Tracey is on first-name terms with every Republican senator. "They are men of God," he explained. "We pray together all the time. They all agree with me in private that Israel shouldn't have to negotiate. This is God's land, and he gave it to the Jews," he said. We stood at Meggido - the site of Armageddon in the Book of Revelations - and he muttered hungrily: "Soon. Soon."

But now Bush is safely back in the White House, will he make the calculation that he can finally ditch the Christian Coalition - or is he a true believer? Tony Blair points optimistically to the fact Bush supports the withdrawal from Gaza - but Gaza is not part of the biblical land of Israel, and the evangelicals don't care much about it. Blair also points to the fact Bush has come out for a two-state solution, which will have to include some of the biblical West Bank. But will Bush anger the evangelicals, or will he let the two-state vision thrash about painfully and die, as he did with the road map? If this week's London conference is going to mean anything, Bush is going to have to play holy hardball with his closest friends - something almost without precedent in his career.

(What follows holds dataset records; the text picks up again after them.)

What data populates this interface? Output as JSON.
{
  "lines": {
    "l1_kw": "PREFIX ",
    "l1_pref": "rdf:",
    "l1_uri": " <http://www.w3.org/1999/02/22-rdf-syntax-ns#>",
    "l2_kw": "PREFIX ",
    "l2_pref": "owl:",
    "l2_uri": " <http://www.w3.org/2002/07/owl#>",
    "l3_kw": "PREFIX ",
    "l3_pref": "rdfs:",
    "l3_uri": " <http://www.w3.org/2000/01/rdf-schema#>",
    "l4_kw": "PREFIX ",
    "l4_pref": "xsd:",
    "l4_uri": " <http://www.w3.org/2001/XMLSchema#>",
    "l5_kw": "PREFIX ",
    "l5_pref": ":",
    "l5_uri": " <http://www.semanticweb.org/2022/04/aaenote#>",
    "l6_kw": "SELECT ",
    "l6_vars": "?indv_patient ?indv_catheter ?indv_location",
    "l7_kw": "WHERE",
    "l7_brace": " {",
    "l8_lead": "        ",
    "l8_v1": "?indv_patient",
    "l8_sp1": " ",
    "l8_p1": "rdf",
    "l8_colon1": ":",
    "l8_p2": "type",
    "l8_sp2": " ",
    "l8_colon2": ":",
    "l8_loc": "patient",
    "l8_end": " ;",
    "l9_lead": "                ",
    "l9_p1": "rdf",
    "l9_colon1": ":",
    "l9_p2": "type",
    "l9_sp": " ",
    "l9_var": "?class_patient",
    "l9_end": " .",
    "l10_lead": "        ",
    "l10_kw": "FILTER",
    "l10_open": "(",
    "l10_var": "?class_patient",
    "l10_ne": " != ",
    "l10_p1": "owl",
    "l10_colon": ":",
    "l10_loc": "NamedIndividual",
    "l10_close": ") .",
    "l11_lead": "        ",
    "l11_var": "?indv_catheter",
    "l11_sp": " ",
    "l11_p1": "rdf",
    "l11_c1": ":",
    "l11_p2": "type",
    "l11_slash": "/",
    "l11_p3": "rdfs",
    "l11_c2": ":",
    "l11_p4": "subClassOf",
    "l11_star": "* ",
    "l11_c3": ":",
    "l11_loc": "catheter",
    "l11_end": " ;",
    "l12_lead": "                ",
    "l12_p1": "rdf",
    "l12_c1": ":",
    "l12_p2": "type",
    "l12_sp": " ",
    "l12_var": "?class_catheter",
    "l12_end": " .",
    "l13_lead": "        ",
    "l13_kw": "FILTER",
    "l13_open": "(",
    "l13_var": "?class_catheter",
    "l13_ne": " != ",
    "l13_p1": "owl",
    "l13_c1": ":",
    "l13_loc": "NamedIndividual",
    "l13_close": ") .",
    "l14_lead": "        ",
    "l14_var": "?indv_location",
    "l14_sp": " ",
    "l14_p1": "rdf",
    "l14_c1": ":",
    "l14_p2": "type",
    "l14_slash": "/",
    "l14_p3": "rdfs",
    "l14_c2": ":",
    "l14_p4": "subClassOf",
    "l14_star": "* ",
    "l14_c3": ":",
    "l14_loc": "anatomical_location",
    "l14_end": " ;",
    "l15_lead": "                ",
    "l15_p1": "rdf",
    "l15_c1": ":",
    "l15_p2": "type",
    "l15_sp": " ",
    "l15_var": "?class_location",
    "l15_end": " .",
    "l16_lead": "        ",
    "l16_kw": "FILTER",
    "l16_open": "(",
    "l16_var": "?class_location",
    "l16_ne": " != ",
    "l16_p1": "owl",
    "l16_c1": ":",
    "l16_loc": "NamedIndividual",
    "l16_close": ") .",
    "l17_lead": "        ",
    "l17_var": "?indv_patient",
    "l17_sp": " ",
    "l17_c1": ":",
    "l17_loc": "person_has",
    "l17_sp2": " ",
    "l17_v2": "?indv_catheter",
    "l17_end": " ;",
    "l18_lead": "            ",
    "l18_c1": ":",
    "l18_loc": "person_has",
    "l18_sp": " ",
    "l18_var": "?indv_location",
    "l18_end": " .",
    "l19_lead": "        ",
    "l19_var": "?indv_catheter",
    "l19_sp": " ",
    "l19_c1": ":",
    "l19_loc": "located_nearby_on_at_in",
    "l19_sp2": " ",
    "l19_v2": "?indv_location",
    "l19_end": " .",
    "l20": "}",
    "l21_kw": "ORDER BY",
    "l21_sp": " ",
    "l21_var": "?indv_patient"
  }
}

So even though the peace process was nudged a few inches forward yesterday, it is still vulnerable to sabotage from the ugly triplets of Islamic, Jewish and Christian fundamentalism. I've met exemplars of all three. Whenever there's a suicide bomber, I rush to Israeli news websites to check if the killer was one of the Hamas and Islamic Jihad members I met in Gaza, those sad, absurd young men who bragged about how they longed to "die in the name of Allah". Whenever I see the Jewish fundamentalist settlers thrusting their banners into the air and damning Sharon - Sharon! - as "Hitler's little helper" for ordering the derisory dismantling of a few illegal settlements, I check to see if they are the bilious racists who told me I didn't understand the "Arab mind". Whenever I hear Bush pandering to his evangelical base, I think of Tracey and his hunger for a Holy Land cleansed of Palestinians. And every time I think of them, it strikes me how very similar they all are, locked together in their shared madness.

It's true this peace process is deeply imperfect. It demands that the Palestinians pre-emptively disarm - while they are under violent, grinding, daily occupation - in return for a vague pledge that further down the line Ariel Sharon and George Bush will show good faith and help establish a Palestinian state. I wouldn't bet a punnet of strawberries on the good faith of Sharon and Bush, never mind the future of the Palestinian people.

Worse, Sharon has made it clear that he will not withdraw to the 1967 borders - which means he is effectively demanding the permanent theft of Palestinian land. It's hard to see how this can lead to an acceptable two-state solution. But - as Tony Blair always says in the context of Northern Ireland - "a bad peace process is better than no peace process at all". Even with its crippling flaws, this is a process worth defending from the three fundamentalisms - because without it, the Middle East will certainly be locked in an endless war.